We model measurements with special Hermitian operators and recipes for handling them called observables. Given a system's quantum state, these operators let us work out the statistical distributions of outcomes of the measurements we can make on a system with that quantum state. When people talk of quantum uncertainty, Heisenberg's principle and all the rest of it, they are speaking about the statistical distributions that come from these measurements. So, whilst Schrödinger's equation (the deterministic, unitarily evolving description) for the electron in a hydrogen atom is written in terms of zero uncertainty space and time co-ordinates (known as parameters to emphasize that they are not measurements), the outcome of a position measurement is uncertain and the position observable lets us calculate the statistical distribution of that outcome. 
A: 
How exactly did Dirac incorporate SR into his wave equation?

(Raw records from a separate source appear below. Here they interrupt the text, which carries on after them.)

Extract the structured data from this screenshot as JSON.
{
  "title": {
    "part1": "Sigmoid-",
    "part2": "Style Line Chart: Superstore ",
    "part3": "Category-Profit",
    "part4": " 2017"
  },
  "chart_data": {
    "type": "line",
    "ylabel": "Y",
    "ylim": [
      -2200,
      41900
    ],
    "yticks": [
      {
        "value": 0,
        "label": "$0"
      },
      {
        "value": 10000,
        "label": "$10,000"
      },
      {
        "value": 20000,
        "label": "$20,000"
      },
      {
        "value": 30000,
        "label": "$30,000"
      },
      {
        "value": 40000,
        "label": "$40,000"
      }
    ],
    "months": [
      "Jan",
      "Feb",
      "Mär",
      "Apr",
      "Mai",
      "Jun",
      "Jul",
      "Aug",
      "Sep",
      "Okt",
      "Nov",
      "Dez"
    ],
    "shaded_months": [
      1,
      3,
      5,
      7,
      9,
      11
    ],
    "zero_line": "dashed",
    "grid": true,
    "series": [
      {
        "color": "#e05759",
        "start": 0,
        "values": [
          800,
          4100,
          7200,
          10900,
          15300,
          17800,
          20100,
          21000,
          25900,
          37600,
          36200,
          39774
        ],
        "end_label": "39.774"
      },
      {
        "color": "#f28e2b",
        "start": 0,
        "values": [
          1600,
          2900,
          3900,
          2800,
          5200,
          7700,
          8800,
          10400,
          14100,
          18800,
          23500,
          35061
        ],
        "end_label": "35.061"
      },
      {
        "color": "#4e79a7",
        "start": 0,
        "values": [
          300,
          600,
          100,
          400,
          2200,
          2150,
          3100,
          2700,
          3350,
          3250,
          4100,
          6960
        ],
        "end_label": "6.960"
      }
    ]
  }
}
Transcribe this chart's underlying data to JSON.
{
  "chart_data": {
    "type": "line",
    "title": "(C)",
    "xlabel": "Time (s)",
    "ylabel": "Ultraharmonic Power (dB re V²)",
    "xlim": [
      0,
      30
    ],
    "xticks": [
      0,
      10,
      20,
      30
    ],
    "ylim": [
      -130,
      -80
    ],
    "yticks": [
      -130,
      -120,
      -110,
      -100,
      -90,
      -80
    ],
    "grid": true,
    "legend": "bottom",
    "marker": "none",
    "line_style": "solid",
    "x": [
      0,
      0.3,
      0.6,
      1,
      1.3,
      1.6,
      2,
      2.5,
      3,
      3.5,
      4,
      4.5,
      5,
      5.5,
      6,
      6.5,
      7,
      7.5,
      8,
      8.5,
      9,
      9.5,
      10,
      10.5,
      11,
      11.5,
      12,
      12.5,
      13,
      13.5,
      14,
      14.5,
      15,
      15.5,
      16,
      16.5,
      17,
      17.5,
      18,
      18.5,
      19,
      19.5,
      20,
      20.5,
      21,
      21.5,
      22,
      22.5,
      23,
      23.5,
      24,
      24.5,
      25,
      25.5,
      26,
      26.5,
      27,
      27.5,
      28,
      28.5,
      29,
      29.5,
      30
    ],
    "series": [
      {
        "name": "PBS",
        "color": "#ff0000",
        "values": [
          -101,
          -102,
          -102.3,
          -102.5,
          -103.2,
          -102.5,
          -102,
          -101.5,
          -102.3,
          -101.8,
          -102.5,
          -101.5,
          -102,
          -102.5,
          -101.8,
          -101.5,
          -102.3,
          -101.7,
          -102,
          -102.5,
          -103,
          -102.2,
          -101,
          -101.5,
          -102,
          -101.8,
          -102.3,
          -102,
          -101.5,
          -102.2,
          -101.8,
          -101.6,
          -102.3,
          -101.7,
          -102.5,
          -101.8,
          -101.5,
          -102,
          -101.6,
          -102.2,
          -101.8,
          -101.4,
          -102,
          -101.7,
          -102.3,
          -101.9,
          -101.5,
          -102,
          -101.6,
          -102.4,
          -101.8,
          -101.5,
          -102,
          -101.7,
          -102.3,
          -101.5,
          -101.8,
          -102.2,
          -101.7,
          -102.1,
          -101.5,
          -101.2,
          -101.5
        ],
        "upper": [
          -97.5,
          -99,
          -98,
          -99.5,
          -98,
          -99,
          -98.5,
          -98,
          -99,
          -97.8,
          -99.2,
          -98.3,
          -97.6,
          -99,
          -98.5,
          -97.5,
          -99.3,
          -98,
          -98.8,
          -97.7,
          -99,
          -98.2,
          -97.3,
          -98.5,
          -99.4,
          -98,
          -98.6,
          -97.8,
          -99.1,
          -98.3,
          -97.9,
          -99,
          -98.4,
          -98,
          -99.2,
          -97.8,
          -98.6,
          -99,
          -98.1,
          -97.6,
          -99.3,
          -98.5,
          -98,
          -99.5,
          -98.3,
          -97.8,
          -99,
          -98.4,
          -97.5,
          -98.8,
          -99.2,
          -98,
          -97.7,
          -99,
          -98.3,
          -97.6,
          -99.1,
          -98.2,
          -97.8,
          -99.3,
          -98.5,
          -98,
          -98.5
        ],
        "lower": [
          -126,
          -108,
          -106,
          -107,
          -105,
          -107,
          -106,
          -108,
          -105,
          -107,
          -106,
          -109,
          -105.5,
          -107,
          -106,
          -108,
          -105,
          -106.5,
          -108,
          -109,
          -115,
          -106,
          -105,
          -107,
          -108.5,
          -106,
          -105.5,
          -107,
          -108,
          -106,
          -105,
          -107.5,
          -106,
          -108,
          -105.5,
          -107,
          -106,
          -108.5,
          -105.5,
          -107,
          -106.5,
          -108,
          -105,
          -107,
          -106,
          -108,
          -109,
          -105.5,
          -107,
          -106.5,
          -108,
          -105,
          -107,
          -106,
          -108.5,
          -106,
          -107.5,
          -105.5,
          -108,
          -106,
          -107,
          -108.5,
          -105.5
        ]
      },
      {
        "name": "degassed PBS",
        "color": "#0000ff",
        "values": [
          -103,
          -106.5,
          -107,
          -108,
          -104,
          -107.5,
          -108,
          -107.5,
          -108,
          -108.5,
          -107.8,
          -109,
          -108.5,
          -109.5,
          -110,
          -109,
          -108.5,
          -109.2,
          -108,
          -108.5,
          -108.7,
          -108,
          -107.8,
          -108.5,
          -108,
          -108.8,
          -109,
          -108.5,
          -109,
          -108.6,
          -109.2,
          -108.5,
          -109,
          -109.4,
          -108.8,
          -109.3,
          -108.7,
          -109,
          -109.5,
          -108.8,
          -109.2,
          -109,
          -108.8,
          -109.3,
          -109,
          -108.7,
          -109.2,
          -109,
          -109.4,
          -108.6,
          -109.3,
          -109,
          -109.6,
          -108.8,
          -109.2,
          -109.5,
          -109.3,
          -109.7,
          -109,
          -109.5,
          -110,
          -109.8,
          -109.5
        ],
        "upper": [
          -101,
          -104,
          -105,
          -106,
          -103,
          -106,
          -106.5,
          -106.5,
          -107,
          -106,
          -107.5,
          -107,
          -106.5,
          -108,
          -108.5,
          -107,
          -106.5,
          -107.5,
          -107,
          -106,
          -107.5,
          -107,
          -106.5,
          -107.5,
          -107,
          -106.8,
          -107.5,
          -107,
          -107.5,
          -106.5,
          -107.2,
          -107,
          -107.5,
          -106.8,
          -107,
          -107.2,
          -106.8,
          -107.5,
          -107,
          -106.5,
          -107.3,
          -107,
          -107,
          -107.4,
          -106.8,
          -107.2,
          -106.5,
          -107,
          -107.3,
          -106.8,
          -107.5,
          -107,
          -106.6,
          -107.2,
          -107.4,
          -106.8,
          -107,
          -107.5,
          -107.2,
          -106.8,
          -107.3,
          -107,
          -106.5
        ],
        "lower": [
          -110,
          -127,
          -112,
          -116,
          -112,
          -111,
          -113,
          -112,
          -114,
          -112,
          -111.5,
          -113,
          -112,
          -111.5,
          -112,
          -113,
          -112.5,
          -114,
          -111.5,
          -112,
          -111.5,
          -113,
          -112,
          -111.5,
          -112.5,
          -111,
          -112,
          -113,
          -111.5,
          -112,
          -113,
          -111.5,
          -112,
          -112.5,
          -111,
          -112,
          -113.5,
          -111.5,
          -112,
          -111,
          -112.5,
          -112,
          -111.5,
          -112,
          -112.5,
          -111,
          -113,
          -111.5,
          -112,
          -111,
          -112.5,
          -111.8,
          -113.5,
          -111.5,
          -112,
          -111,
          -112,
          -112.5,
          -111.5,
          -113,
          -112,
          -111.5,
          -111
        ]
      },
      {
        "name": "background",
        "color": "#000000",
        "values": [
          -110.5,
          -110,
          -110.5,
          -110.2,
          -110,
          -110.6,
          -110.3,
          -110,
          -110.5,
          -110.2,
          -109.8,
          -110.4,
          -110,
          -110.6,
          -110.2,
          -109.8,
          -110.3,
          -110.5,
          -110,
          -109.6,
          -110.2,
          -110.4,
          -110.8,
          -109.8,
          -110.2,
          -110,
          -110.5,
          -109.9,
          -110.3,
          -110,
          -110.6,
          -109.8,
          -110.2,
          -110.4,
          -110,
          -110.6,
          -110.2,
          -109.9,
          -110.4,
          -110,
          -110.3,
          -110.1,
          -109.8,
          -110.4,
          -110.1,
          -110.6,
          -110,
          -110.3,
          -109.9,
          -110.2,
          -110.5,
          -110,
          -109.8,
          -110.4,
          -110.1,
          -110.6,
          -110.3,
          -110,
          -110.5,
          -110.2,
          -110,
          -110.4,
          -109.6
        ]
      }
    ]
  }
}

Relativity treats space and time on equal footing. Lorentz transformations ("boosts") "mix" space and time more or less analogously to the way a 3-dimensional rotations "mixes" the usual $(x,y,z)$ coordinates of space.
The Schrödinger equation describes non-relativistic quantum mechanical systems well, but is second-order in spatial derivatives and first-order in the temporal derivatives. In other words, space and time are not on equal footing.
Dirac, being a formal theorist, looked for an equation that would reproduce predictions (e.g., the energy levels of Hydrogen in the limit of slowly moving electrons) of the non-relativistic theory while treating space and time on equal footing. The equation which he discovered and now bears his name is a first-order differential equation in space and time. This "equal treatment of space and time" is the sense in which the Dirac equation incorporates special relativity.